Panel consists of Justices Brown,
Sullivan, and Christopher.

[1] Emphasis
added.  

[2] Emphasis
added.  

[3] Notably,
these factual recitations precede, and are not subsequently repeated in,
the portion of the court’s decree that actually decides the parties’
respective rights as to solicitation and recruitment of “current” and “former”
employees.  See Crider v. Cox, 960 S.W.2d 703, 705 (Tex. App.—Tyler
1997, writ denied) (explaining that factual recitations do not actually
determine the parties’ rights and interests).  Therefore, these paragraphs
should not be considered as part of the trial court’s decision.  See Ellis
v.

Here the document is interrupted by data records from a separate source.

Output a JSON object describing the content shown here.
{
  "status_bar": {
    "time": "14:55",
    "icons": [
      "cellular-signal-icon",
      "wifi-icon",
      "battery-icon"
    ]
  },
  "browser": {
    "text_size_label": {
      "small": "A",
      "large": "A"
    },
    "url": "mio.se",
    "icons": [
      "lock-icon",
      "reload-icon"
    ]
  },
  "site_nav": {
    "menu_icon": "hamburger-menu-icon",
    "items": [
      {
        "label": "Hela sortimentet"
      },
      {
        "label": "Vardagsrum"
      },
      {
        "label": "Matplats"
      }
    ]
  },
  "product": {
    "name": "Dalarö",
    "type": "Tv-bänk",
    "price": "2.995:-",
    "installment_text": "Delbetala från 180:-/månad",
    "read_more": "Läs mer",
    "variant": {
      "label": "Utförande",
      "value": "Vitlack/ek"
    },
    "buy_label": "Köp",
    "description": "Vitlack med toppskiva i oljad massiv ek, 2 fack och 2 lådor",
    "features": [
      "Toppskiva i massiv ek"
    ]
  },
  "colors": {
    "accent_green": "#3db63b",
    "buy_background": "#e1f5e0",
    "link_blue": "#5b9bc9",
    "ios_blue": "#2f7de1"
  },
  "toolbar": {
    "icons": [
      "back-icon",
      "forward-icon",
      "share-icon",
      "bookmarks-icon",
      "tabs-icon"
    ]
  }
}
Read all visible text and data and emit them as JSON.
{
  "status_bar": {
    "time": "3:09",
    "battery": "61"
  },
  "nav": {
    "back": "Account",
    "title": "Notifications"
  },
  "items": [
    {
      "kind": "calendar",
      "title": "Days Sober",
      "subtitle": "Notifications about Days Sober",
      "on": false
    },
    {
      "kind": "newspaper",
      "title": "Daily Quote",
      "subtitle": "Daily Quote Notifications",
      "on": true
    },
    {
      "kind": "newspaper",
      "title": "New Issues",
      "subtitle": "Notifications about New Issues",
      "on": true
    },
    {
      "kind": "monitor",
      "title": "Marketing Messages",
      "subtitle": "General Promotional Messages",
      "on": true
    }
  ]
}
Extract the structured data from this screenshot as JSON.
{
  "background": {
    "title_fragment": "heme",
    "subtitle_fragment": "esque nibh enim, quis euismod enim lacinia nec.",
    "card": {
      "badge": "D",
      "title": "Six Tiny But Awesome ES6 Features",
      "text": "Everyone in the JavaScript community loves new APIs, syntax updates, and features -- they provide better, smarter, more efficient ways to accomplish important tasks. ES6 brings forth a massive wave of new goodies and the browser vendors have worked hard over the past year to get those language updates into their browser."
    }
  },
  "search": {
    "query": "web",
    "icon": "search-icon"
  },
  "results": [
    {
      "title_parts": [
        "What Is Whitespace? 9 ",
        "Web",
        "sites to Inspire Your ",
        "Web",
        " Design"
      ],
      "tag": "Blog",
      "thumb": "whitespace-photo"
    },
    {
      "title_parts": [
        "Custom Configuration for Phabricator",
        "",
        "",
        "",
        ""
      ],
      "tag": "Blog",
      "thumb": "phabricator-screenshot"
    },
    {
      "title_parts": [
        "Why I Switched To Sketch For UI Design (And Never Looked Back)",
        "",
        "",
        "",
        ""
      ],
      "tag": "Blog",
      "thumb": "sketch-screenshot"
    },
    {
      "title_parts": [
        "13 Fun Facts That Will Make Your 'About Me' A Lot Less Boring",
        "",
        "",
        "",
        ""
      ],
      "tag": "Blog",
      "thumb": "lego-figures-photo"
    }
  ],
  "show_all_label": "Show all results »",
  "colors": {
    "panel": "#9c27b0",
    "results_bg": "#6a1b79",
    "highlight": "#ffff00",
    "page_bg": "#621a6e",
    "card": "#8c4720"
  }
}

Mtge. & Trust, Inc., 751 S.W.2d 721, 724 (Tex. App.—Fort Worth 1988,
no writ).

[4] See In
re Salgado, 53 S.W.3d 752, 757–58 (Tex. App.—El Paso 2001, orig.
proceeding) (holding protective order against father was not moot, even though
it would expire before appellate court could issue opinion, because it carried
collateral consequence—father’s sister had used period of custody to argue she
had standing to file suit affecting parent-child relationship); In re M.E.G.,
48 S.W.3d 204, 208 n.5 (Tex. App.—Corpus Christi 2000, no pet.) (holding appeal
of enforcement order was not moot, even thought appellant was released from
custody with no stipulations on appellant’s remaining free, because appellant
may suffer collateral consequences from still valid order); Ex parte Young,
724 S.W.2d 423, 425 (Tex. App.—Tex. App. Beaumont 1987, orig. proceeding)
(holding application for writ of habeas corpus was not moot, even though trial
court released relator from jail, because he may still suffer collateral
consequences from still valid order). 

[5] We have
previously rejected Amerex’s contention that the expiration of the Brokers’
covenants not to compete on May 24, 2010 rendered relators’ petition moot.  

[6] Amerex
asserts that the 60-day delay in filing the petition is unreasonable because
the covenants not to compete in the Brokers’ employment contracts expired on
May 24, 2010.  However, as previously noted, we have already rejected Amerex’s
position that relators’ petition is moot based on the expiration of the
covenants not to compete.  

[7] Because
we have found that the Brokers are not subject to the agreed judgment and,
therefore, there is no evidence that relators violated the judgment, it is not
necessary to address the other issues raised in relators’ petition.